Pub. L. 114–92, div. A, title VIII, § 856, Nov. 25, 2015, 129 Stat. 920, provided that:

“(a) Limitation.—
“(1)In general.—Except as provided in paragraph (2), prior to converting the procurement of commercial items or services valued at more than $1,000,000 from commercial acquisition procedures under part 12 of the Federal Acquisition Regulation to noncommercial acquisition procedures under part 15 of the Federal Acquisition Regulation, the contracting officer for the procurement shall determine in writing that—
“(A)
the earlier use of commercial acquisition procedures under part 12 of the Federal Acquisition Regulation was in error or based on inadequate information; and
“(B)
the Department of Defense will realize a cost savings compared to the cost of procuring a similar quantity or level of such item or service using commercial acquisition procedures.
“(2)Requirement for approval of determination by head of contracting activity.—In the case of a procurement valued at more than $100,000,000, a contract may not be awarded pursuant to a conversion of the procurement described in paragraph (1) until—
“(A)
the head of the contracting activity approves the determination made under paragraph (1); and
“(B)
a copy of the determination so approved is provided to the Office of the Under Secretary of Defense for Acquisition, Technology, and Logistics.
“(b)Factors to Be Considered.—In making a determination under paragraph (1), the determining official shall, at a minimum, consider the following factors:
“(1)
The estimated cost of research and development to be performed by the existing contractor to improve future products or services.
“(2)
The transaction costs for the Department of Defense and the contractor in assessing and responding to data requests to support a conversion to noncommercial acquisition procedures.
“(3)
Changes in purchase quantities.
“(4)
Costs associated with potential procurement delays resulting from the conversion.
“(c)Procedures.—
Not later than 180 days after the date of the enactment of this Act [Nov. 25, 2015], the Secretary of Defense shall develop procedures to track conversions of future contracts and subcontracts for improved analysis and reporting and shall revise the Defense Federal Acquisition Regulation Supplement to reflect the requirement in subsection (a).
“(d)Reporting Requirement.—
Not later than one year after the date of the enactment of this Act, the Secretary of Defense shall submit to the congressional defense committees [Committees on Armed Services and Appropriations of the Senate and the House of Representatives] a report on the implementation of subsection (a), including any procurements converted as described in that subsection.
“(e)Sunset.—
The requirements of this section shall terminate 5 years after the date of the enactment of this Act [Nov. 25, 2015].”

Commercial Software Reuse Preference

Pub.
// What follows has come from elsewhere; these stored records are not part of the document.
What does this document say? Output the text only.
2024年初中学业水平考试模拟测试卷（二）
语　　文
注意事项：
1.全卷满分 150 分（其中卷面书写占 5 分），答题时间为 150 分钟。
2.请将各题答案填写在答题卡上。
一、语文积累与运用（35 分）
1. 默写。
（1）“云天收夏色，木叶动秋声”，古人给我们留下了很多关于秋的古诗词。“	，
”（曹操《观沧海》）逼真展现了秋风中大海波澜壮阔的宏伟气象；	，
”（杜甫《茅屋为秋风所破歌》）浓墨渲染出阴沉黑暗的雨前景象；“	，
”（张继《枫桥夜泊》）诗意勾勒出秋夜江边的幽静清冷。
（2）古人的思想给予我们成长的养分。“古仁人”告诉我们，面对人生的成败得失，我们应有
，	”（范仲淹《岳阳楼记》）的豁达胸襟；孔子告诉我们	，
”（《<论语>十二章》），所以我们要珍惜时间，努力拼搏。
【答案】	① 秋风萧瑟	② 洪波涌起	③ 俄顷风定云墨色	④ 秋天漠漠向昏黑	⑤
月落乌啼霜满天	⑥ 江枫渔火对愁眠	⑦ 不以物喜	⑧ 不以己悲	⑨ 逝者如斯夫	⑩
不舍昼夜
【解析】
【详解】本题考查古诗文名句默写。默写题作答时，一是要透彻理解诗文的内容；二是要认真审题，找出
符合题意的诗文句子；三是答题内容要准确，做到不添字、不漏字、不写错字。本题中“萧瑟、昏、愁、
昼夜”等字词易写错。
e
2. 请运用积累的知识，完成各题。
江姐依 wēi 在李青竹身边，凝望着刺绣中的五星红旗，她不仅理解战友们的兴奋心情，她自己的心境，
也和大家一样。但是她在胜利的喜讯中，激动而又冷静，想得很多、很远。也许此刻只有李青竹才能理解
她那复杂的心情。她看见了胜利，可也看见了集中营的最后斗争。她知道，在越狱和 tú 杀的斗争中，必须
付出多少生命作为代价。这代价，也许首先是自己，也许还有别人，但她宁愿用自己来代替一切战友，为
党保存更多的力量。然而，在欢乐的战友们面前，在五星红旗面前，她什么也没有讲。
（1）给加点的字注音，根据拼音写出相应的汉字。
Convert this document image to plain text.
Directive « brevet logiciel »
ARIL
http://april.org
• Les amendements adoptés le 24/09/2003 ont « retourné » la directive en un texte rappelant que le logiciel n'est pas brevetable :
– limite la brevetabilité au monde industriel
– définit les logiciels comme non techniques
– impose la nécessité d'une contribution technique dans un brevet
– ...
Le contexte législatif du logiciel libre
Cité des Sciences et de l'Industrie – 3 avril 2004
L. 110–417, [div. A], title VIII, § 803, Oct. 14, 2008, 122 Stat. 4519, provided that:

“(a)In General.—
The Secretary of Defense shall ensure that contracting officials identify and evaluate, at all stages of the acquisition process (including concept refinement, concept decision, and technology development), opportunities for the use of commercial computer software and other non-developmental software.
“(b)Report.—
Not later than 270 days after the date of enactment of this Act [Oct. 14, 2008], the Secretary shall submit to the congressional defense committees [Committees on Armed Services and Appropriations of the Senate and the House of Representatives] a report on actions taken to implement subsection (a), including a description of any relevant regulations and policy guidance.”

Requirement To Develop Training and Tools

Pub. L. 110–181, div. A, title VIII, § 826(b), Jan. 28, 2008, 122 Stat. 228, provided that:

“The Secretary of Defense shall develop training to assist contracting officers, and market research tools to assist such officers and prime contractors, in performing appropriate market research as required by subsection (c) of section 2377 of title 10, United States Code, as amended by this section.”